La quinta prórroga de la alarma llevaba una bomba política dentro. Aunque a veces las metáforas las carga el diablo, si de por medio están los herederos de ETA su uso crea la imagen mental más adecuada.

Tal y como dice el Tribunal Supremo el partido llamado Bildu representa el legado de una banda terrorista que, practicando el crimen organizado, realizó una limpieza ideológica en la que se eliminó físicamente a adversarios políticos, funcionarios públicos o viandantes, además de la comisión de otros muchos delitos y estragos. En el catálogo de los horrores se incluyen las secuelas dejadas de por vida a los familiares de los asesinados.

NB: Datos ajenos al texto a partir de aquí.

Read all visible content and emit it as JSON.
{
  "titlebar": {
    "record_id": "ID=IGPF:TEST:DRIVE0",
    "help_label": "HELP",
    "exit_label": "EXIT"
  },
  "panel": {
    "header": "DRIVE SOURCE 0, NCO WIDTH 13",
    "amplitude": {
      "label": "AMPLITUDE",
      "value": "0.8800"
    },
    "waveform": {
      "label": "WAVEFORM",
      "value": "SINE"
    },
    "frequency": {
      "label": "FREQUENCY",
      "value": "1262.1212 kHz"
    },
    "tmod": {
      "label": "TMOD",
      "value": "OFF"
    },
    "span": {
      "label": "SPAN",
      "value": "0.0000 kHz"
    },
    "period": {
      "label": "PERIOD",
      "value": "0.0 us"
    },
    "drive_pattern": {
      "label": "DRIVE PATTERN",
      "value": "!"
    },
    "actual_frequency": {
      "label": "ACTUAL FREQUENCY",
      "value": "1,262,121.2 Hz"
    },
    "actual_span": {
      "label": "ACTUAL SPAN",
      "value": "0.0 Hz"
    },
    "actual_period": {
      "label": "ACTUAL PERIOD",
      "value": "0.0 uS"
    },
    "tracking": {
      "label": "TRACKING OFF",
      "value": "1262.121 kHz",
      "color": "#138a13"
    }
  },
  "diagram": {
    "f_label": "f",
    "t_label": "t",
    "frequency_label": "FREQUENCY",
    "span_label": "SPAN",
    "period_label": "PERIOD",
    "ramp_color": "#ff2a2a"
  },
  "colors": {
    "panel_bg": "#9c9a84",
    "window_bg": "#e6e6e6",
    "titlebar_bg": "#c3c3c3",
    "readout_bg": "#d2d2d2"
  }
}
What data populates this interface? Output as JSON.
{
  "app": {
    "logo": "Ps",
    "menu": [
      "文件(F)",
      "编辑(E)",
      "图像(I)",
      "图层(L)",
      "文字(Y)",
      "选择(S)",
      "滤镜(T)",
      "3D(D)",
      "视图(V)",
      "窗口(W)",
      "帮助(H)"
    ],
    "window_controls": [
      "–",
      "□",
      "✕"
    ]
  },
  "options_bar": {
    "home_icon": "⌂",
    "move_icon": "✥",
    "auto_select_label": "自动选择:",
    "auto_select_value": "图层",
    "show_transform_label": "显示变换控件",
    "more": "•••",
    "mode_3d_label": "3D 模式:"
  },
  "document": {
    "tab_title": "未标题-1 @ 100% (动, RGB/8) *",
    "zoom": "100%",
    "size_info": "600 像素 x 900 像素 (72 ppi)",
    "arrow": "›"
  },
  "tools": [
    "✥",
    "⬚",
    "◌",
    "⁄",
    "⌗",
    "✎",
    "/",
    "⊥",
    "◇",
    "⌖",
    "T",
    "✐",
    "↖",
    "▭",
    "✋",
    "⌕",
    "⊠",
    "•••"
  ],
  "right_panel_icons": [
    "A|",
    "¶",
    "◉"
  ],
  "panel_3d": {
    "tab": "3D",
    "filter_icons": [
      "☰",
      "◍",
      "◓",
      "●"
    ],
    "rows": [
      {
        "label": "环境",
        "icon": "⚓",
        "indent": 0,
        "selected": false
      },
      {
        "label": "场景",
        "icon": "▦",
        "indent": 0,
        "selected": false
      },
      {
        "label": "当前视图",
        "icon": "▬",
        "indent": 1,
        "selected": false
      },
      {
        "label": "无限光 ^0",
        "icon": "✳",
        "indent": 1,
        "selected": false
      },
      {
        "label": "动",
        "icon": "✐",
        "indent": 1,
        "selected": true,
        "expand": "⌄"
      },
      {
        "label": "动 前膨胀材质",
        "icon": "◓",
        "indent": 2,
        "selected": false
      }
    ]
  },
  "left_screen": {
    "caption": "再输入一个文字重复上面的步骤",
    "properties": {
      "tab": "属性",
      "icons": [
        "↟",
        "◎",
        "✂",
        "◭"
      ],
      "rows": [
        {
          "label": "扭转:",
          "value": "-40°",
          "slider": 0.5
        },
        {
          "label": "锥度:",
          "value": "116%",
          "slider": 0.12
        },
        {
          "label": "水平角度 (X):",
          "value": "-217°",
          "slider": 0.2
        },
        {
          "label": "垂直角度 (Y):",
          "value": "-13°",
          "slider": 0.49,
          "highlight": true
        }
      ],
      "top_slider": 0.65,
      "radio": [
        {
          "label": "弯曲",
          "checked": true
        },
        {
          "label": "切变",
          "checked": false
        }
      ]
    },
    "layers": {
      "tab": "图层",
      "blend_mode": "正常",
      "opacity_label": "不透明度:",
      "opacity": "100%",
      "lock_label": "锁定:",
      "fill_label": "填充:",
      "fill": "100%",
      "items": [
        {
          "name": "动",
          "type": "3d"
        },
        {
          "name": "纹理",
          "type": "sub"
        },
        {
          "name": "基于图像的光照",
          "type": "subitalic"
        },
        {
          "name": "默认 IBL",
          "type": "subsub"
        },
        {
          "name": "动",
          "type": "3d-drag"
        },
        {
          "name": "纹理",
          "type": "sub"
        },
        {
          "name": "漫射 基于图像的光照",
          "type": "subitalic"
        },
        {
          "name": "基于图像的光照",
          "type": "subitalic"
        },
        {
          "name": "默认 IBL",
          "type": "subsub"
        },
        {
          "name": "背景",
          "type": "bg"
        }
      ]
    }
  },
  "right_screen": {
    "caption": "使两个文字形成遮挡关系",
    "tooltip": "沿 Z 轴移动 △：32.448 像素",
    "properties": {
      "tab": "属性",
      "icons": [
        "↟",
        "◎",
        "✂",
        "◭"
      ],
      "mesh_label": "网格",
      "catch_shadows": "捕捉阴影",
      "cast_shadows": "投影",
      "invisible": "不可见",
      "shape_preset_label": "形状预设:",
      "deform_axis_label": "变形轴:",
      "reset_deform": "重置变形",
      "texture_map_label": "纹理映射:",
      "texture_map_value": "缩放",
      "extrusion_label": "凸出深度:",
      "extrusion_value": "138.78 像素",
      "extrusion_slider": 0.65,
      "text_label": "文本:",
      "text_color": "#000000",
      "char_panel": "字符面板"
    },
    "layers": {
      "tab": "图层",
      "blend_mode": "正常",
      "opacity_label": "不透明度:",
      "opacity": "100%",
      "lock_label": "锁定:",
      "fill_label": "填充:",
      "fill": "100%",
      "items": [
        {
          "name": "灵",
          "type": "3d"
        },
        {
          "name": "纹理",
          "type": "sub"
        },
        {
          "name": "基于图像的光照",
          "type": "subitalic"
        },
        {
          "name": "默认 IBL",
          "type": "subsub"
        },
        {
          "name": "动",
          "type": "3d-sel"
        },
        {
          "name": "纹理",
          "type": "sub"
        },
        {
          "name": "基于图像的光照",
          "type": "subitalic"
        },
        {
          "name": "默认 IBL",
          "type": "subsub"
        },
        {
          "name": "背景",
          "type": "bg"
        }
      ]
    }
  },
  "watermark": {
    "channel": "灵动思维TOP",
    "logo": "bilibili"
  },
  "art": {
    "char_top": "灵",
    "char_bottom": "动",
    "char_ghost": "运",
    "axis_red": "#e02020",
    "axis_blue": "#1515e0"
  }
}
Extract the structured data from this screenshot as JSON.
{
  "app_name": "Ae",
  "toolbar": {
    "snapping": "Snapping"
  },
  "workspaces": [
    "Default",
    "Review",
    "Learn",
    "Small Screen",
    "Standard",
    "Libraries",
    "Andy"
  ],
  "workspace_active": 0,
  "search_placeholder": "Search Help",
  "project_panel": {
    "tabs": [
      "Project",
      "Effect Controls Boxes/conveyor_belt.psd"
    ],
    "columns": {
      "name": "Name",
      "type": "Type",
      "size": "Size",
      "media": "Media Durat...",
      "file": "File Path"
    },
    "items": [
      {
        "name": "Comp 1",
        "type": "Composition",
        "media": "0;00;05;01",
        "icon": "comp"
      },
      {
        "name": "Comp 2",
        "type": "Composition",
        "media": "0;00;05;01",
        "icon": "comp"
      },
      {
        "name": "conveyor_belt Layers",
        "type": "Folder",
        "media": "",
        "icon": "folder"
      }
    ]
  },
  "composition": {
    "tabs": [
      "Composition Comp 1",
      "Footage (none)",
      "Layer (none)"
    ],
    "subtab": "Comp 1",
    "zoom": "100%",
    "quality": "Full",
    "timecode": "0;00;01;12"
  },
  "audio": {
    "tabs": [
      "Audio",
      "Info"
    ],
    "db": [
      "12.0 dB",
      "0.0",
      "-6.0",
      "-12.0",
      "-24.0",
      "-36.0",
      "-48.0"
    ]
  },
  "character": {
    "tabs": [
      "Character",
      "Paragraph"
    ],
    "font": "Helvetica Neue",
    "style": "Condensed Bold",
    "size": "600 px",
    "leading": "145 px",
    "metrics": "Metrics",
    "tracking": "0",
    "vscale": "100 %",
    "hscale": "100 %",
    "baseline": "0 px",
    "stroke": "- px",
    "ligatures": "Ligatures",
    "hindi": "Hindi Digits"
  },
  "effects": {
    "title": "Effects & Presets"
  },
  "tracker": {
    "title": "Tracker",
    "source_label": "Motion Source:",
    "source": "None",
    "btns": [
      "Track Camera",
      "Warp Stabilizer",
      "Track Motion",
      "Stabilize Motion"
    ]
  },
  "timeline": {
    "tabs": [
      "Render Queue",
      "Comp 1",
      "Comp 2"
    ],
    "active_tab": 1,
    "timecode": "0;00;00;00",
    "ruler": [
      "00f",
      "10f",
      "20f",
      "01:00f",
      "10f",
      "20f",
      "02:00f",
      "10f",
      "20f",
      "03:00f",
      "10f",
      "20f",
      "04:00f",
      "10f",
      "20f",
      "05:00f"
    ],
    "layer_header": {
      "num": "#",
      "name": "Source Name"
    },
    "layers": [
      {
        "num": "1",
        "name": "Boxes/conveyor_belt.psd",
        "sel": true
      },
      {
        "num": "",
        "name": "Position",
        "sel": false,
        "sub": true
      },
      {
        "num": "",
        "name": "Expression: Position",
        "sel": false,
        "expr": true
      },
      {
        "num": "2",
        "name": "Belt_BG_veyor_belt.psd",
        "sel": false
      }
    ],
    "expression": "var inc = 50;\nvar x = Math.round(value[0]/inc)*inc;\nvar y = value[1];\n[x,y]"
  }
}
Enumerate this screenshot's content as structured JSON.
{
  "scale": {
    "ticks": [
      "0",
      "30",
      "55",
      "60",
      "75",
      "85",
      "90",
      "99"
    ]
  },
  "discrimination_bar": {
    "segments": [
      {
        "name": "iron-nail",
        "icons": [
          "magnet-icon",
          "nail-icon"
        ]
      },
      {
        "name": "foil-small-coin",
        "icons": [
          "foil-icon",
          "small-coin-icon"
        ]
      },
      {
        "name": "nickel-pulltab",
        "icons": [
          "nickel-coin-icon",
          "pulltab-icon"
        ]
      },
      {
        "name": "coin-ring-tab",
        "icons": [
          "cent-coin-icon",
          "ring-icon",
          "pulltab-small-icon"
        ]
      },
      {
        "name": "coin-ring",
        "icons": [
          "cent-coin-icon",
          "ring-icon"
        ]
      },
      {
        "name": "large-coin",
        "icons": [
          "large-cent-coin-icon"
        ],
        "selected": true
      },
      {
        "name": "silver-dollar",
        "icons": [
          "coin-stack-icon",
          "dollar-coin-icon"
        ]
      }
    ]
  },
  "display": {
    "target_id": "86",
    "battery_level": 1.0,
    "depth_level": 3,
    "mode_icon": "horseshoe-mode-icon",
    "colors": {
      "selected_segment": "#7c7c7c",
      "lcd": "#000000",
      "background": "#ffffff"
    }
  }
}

El pasado 20 de mayo, después de la votación de la quinta prórroga de la alarma, se conoció la existencia de un documento firmado por el partido de Otegui -secuestrador de Javier Rupérez, condenado por su integración en la banda- y los grupos parlamentarios del PSOE y Podemos para derogar de manera «íntegra» la reforma laboral del PP antes de que finalizaran «las medidas extraordinarias» frente a la epidemia.

En el encabezado del texto aparecen las siglas de las tres partes abajo-firmantes del pacto. Los partidos del Gobierno de Sánchez-Iglesias acordaron a escondidas un precio para la abstención de Bildu, confirmando la existencia vergonzante de ese «atajo» del que ayer habló en el Congreso la vicepresidenta de la Fundación de Víctimas del Terrorismo, Ángeles Pedraza.

El camino ya lo exploró el PSOE antes de la investidura de Pedro Sánchez en una reunión formal con los de Bildu en las dependencias del Congreso, como si nada hubiera pasado y a falta de 300 crímenes sin esclarecer. Una nutrida representación de las víctimas se quedó ayer voluntariamente en la calle para recordarle al presidente del Gobierno que no vale todo y que el olvido duele y la falta de memoria es un insulto.

Podemos no tiene reparos en pactar con Bildu porque el objetivo es el derribo de la Constitución del 78. Si Bildu hereda a ETA, como dice el Supremo, es porque asume -no han dicho lo contrario- lo perpetrado por la banda terrorista, que sobre todo mató en democracia.

El PSOE no es Podemos, o por lo menos, no debería serlo en ningún caso. Tampoco a la hora de perder los escrúpulos ante quienes no han condenado, repudiado o pedido perdón por los crímenes, incluidos los asesinatos de dirigentes y militantes socialistas

Aunque solo sea por preservar la dignidad de los muertos, nadie en el PSOE debería tener la más mínima tentación de formar con Bildu, y la inestimable colaboración de Podemos, un Gobierno en el País Vasco después de las elecciones del 12 de julio.

Si eso ocurre, lo de menos será que hayan empleado un atajo.